Radiation enteritis

What is appendicitis?

Appendicitis involves inflammation of the appendix. The appendix is a small-sized, tubular structure positioned in the area where the small and large intestine connect. Always bear in mind that the appendix has no known function. It is still not known why the appendix becomes swollen in some individuals. Nevertheless, once the appendix becomes inflamed, it requires immediate medical care.

Who are at risk?

Always bear in mind that appendicitis is the typical reason for abdominal surgery in children. Some children below 14 years old will undergo a surgical procedure known as appendectomy to take out the appendix.

Appendicitis is uncommon among children below 2 years old and mostly occurs among those between ages 15-30 years old. In addition, this is quite common among males than females.

Appendicitis
Abdominal pain or tenderness usually in the middle of the abdomen, right above the belly button that shifts to the lower right side.

Signs and symptoms of appendicitis

  • Nausea and vomiting
  • Pain when the lower right side of the abdomen is touched
  • Abdominal pain or tenderness usually in the middle of the abdomen, right above the belly button that shifts to the lower right side. The pain intensifies during movement, while taking deep breaths, sneezing or coughing.
  • Inability to pass out gas
  • Low grade fever, usually below 100 degrees
  • Diarrhea or constipation
  • Diminished appetite
  • Abdominal swelling

Always bear in mind that not all cases have all the symptoms. If an individual has symptoms of appendicitis, it is vital not to provide the individual with laxatives or enema to alleviate constipation. Remember that these medications can cause the appendix to rupture.

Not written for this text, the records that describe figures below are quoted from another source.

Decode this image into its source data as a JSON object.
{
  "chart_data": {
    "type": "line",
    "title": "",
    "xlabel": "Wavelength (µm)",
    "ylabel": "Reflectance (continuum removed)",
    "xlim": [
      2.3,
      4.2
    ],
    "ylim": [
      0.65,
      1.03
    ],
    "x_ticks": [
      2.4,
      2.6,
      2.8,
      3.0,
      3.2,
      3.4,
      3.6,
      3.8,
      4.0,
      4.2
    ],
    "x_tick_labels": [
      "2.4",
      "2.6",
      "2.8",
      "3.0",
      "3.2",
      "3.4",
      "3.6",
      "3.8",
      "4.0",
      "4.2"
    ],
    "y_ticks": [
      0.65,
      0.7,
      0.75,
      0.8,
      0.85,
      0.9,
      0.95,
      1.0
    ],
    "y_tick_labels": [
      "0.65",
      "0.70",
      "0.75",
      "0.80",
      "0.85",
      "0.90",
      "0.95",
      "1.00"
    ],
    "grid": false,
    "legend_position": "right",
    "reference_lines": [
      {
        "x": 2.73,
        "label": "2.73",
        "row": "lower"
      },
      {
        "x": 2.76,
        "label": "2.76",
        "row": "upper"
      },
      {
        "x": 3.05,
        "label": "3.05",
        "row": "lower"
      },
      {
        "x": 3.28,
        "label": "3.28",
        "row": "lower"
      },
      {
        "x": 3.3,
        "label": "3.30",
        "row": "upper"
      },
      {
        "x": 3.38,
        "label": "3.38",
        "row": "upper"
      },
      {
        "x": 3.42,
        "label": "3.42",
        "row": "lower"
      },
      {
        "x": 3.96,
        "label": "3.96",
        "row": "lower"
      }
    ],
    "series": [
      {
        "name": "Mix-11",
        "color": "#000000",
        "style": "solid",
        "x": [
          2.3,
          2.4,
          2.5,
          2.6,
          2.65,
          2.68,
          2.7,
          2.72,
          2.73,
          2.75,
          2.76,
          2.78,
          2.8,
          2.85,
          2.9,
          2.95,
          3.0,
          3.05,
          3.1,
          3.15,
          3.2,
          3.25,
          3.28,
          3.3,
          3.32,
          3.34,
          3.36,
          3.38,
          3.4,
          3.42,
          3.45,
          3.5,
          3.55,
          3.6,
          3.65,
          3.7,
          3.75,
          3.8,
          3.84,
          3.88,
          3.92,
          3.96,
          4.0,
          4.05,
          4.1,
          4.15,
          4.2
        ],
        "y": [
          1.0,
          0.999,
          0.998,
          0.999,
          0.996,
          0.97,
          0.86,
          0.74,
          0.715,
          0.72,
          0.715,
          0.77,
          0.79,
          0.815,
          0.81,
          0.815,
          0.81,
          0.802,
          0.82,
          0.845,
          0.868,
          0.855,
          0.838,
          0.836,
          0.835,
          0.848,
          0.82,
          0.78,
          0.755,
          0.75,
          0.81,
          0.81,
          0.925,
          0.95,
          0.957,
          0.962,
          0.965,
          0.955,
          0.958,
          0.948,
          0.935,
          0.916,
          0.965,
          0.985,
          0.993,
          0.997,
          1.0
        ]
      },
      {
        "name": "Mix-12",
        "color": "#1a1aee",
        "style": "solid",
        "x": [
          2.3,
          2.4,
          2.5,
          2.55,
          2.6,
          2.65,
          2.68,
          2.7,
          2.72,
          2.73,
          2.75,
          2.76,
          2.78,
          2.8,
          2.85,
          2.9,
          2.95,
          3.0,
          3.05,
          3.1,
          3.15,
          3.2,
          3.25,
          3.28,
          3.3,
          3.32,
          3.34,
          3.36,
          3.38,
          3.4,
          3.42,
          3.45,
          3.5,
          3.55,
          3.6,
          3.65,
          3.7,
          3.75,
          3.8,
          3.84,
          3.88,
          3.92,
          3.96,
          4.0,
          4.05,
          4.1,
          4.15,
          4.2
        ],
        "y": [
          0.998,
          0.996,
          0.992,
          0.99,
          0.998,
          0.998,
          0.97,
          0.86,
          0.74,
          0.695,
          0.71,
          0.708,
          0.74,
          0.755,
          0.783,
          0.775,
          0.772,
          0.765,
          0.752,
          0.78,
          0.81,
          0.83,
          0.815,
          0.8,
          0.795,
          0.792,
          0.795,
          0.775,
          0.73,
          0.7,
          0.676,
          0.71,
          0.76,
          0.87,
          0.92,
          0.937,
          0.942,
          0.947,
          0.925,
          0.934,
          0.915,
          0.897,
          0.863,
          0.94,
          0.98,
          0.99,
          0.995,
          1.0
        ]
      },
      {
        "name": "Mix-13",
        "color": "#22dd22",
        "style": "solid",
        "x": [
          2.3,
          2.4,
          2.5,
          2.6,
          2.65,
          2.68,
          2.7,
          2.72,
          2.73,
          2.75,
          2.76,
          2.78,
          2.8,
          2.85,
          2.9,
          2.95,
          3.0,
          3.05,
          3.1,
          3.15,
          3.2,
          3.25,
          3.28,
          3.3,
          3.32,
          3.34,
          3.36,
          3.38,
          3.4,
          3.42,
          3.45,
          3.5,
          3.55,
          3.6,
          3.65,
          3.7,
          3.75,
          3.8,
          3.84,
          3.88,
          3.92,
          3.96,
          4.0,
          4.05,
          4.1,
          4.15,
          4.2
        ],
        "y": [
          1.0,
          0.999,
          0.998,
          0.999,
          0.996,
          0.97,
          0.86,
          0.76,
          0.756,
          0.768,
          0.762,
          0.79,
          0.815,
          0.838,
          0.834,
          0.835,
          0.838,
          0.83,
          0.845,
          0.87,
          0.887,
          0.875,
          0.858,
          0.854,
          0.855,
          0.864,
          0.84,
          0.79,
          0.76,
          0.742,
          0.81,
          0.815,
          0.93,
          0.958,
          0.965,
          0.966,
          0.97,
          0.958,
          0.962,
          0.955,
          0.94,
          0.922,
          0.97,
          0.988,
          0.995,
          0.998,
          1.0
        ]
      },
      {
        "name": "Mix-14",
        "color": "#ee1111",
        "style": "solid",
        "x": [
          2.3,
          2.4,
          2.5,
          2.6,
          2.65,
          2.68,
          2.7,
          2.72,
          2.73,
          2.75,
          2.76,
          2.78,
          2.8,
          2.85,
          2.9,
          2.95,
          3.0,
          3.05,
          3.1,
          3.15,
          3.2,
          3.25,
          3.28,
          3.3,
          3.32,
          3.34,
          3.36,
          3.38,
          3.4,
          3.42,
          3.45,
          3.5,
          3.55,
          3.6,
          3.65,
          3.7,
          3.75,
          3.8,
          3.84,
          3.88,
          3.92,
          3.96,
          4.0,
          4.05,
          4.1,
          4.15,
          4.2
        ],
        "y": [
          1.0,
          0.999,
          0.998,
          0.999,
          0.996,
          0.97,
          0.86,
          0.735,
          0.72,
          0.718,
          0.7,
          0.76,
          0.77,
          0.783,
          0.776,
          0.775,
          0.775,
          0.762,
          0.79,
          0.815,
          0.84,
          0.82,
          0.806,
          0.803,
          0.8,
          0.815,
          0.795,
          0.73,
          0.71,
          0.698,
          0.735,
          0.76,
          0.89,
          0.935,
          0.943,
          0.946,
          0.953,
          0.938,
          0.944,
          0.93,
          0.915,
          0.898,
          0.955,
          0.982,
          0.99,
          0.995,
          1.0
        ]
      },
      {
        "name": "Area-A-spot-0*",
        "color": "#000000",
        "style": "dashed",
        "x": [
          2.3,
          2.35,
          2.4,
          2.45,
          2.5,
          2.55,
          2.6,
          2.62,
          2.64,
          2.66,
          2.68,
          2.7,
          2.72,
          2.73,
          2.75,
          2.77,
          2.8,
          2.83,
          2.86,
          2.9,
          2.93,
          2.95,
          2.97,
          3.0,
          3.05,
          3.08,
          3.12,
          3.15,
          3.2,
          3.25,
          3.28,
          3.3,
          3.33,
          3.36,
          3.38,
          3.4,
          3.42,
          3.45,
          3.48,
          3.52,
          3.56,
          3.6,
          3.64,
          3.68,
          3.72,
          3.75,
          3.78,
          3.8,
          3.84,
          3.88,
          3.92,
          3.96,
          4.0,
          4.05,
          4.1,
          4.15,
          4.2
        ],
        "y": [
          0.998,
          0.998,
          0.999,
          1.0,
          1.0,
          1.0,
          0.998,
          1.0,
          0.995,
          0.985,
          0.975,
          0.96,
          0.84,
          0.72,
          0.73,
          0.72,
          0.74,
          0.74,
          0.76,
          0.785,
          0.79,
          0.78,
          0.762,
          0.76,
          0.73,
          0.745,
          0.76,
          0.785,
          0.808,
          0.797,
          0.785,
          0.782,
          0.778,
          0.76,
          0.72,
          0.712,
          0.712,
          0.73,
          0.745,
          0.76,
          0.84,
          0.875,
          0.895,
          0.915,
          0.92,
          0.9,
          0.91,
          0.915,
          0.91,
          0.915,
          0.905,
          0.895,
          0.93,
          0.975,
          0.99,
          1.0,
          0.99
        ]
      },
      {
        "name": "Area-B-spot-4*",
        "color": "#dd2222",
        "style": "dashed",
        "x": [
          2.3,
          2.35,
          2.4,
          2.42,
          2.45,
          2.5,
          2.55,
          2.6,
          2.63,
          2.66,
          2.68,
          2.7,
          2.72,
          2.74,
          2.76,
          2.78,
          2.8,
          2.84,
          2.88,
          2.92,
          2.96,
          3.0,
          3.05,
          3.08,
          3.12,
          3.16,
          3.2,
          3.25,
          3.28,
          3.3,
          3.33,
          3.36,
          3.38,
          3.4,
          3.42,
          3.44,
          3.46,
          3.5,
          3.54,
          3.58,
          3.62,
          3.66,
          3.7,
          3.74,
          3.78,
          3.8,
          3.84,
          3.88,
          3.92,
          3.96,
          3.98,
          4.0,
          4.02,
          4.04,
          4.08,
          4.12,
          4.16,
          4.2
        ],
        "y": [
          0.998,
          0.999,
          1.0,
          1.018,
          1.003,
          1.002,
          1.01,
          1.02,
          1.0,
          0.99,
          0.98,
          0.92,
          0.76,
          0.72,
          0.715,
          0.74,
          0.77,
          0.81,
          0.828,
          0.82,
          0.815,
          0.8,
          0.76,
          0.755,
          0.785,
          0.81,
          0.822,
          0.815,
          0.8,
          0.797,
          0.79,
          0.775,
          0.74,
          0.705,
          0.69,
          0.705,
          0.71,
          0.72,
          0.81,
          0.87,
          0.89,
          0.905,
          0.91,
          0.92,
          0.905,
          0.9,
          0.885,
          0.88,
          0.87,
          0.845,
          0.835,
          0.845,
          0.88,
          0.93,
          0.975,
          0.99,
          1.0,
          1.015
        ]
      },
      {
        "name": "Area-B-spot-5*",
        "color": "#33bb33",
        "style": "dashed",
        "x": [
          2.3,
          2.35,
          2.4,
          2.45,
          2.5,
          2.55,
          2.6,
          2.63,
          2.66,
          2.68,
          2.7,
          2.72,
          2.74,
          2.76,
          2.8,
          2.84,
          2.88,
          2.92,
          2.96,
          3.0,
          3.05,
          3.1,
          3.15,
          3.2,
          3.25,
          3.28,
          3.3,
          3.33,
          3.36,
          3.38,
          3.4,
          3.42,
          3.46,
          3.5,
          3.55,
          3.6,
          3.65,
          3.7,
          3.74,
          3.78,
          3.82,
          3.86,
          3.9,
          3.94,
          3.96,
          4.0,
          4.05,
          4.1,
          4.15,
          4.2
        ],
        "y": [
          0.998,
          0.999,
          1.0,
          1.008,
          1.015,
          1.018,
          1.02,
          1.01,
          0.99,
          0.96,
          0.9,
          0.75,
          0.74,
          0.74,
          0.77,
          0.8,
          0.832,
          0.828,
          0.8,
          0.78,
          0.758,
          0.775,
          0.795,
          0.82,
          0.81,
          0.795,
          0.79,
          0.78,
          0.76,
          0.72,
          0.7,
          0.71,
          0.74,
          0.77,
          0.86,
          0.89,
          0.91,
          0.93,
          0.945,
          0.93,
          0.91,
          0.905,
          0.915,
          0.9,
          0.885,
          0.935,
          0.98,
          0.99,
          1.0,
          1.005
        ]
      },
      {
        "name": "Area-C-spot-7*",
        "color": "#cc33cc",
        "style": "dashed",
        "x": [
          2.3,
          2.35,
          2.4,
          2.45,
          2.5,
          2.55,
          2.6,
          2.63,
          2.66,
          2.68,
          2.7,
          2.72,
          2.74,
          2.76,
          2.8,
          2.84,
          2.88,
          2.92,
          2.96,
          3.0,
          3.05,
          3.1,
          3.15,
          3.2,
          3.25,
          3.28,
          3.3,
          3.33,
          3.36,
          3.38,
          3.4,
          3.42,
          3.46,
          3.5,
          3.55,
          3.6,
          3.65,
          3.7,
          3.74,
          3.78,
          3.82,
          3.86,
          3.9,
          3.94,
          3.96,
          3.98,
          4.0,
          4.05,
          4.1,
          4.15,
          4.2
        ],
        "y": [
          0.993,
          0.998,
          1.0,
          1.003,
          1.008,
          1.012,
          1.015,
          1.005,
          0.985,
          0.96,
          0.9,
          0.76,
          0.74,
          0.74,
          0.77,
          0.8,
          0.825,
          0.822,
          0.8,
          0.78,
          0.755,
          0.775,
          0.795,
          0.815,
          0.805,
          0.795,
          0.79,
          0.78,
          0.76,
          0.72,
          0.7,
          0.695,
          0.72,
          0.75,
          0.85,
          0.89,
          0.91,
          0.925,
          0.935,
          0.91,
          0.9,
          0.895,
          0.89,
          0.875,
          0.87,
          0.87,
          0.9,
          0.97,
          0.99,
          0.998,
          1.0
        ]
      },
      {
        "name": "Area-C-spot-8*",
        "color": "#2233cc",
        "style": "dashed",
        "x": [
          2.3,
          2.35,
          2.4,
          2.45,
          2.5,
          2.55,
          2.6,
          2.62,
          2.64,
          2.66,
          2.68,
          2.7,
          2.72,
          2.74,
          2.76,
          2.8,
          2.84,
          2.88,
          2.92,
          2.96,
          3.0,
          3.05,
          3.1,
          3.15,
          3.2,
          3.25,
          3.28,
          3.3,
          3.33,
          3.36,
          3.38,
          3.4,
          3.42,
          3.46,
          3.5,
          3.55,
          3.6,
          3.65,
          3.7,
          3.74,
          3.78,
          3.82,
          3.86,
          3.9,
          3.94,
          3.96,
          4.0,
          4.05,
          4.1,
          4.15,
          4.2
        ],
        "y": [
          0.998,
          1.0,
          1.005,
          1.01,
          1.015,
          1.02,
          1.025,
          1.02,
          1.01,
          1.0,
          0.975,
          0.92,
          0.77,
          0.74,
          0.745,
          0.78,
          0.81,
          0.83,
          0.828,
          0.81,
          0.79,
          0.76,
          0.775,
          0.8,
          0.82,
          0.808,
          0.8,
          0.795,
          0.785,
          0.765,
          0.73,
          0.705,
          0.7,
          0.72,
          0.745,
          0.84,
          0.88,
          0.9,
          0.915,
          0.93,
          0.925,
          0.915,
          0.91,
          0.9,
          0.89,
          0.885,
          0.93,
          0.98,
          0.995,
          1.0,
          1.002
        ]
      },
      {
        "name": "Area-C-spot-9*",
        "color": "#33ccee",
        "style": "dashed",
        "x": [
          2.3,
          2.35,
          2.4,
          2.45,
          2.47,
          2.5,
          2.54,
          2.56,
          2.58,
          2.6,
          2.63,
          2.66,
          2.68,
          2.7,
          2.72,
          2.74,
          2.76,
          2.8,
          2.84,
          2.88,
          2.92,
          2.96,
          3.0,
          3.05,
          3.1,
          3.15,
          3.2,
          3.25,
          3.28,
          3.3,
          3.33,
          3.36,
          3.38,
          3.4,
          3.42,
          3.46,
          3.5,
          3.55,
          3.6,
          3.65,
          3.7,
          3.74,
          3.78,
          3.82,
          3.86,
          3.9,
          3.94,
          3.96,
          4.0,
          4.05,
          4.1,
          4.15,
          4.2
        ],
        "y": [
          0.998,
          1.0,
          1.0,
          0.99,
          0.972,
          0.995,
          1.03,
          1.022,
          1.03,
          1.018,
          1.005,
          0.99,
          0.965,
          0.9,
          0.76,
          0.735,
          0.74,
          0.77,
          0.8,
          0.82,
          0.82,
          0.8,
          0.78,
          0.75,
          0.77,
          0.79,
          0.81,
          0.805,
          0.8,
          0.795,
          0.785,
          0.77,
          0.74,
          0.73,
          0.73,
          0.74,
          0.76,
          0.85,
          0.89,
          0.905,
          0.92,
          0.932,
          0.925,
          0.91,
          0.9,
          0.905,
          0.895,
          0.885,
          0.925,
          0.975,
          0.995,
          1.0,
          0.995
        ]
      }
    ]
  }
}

Be careful when using pain medications since they only mask the symptoms that the doctor needs to know about in order to diagnose the condition properly.

Diagnosis

Appendicitis is diagnosed based on the symptoms, physical assessment, blood tests and a urine test to dismiss possible urinary tract infection. A chest X-ray might be required in some cases since pneumonia in the inferior right lung usually triggers pain comparable to appendicitis. In addition, ultrasound is performed to determine if the appendix appears swollen.

Treatment

Once an individual is diagnosed with appendicitis, the doctor will determine whether to hospitalize for further monitoring or send the individual home.

Hospitalization

The individual is under observation for 12-24 hours to determine if surgery is needed. Once the symptoms are severe, the appendix might be removed right away with appendectomy.

Appendectomy is usually carried out as a laparoscopic or less invasive procedure. During the surgery, 4-6 small-sized incisions are created in the abdomen. The laparoscope and instruments are introduced via these incisions. The laparoscope transmits a picture of the internal organs on a monitor. The advantages of this procedure include the smaller incisions, minimal risk for infection, less scarring and pain and faster recovery.

For an infected appendix, it requires immediate removal before it ruptures. Once it ruptures, the infection can spread to the abdomen which results to peritonitis. In some cases, it can also cause an abscess close to the area where the appendix ruptured.

Home treatment

  • Avoid using any pain medications since it masks the pain. This makes it difficult to know if the pain is getting better or worse.
  • Avoid using laxatives or enema since they increase the risk for a rupture.
  • Avoid antibiotics unless given by the doctor.
  • Monitor the temperature every 2 hours. The record of the temperature must be shown to the doctor.
  • If there are any changes in the condition in the next 6-12 hours, consult a doctor.
  • A urine sample is required when the individual returns in 24 hours for a follow-up exam.